The Presidency has confirmed, through the Communications Minister, Edward Omane-Boamah, that it received the luxury vehicle but insists the gift does not constitute bribery.
Mr Acheampong says so far as the gift was given to Mr Mahama, and not the state, it raises questions.
“There is a clear unconditional acceptance that the vehicle was donated to the President. They did not say the vehicle was donated to Ghana. So that if the President is currently claiming through the Minister of Communications that the vehicle has been given to the Presidency and added to the car pool, under what circumstance? Is it still in the President’s name or Ghana? These are the murky questions that come around the whole issue,” he said.
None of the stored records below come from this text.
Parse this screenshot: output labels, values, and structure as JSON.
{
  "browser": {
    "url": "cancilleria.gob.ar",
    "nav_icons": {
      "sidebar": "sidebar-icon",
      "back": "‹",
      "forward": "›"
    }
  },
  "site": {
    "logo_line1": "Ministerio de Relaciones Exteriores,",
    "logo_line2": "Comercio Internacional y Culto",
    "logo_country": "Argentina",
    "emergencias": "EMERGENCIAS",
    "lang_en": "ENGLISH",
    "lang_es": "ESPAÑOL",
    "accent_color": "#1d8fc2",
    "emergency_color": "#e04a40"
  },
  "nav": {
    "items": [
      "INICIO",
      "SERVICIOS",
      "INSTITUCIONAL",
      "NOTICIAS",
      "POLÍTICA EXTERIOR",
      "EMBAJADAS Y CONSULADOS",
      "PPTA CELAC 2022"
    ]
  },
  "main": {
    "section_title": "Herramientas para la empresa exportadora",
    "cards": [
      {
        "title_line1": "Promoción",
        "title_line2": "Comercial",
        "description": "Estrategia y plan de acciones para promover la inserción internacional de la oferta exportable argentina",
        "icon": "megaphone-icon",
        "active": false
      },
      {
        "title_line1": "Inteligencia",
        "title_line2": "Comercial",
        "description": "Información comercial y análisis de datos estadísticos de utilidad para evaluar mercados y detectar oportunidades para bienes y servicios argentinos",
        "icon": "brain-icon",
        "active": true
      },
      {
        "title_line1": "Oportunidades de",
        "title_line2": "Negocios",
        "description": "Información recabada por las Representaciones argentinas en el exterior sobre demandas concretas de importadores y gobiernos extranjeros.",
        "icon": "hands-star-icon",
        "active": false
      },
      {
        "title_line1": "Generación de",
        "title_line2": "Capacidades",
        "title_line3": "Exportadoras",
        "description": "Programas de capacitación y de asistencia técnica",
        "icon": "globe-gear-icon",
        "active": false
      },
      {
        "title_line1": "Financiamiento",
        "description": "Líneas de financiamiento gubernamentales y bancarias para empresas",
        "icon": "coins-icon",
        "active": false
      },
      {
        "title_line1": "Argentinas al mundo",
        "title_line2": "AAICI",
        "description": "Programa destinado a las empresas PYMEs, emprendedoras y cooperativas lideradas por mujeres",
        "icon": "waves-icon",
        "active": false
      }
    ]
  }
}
Article 284 of the 1992 Constitution states, “A public officer shall not put himself in a position where his personal interest conflicts or is likely to conflict with the performance of the functions of his office.”
This constitutional provision has informed a new bill, Conduct of Public Officers Bill, 2013, presented by Cabinet to Parliament.
According to Section 21 (b), a public officer may not “ accept a gift, favour or an advantage that has the potential to influence the proper discharge of the public officer’s functions or judgment, from a person with whom the public officer comes into contact in relation to the public officer’s functions”.
Mr Acheampong says anyone who feels the President’s acceptance of the gift in 2012 constitutes conflict of interest can head the Commission on Human Rights and Administrative Justice (CHRAJ) for the Commission to determine same.
He says once it has been determined by CHRAJ as constituting a conflict of interest, Parliament can be petitioned to impeach the President.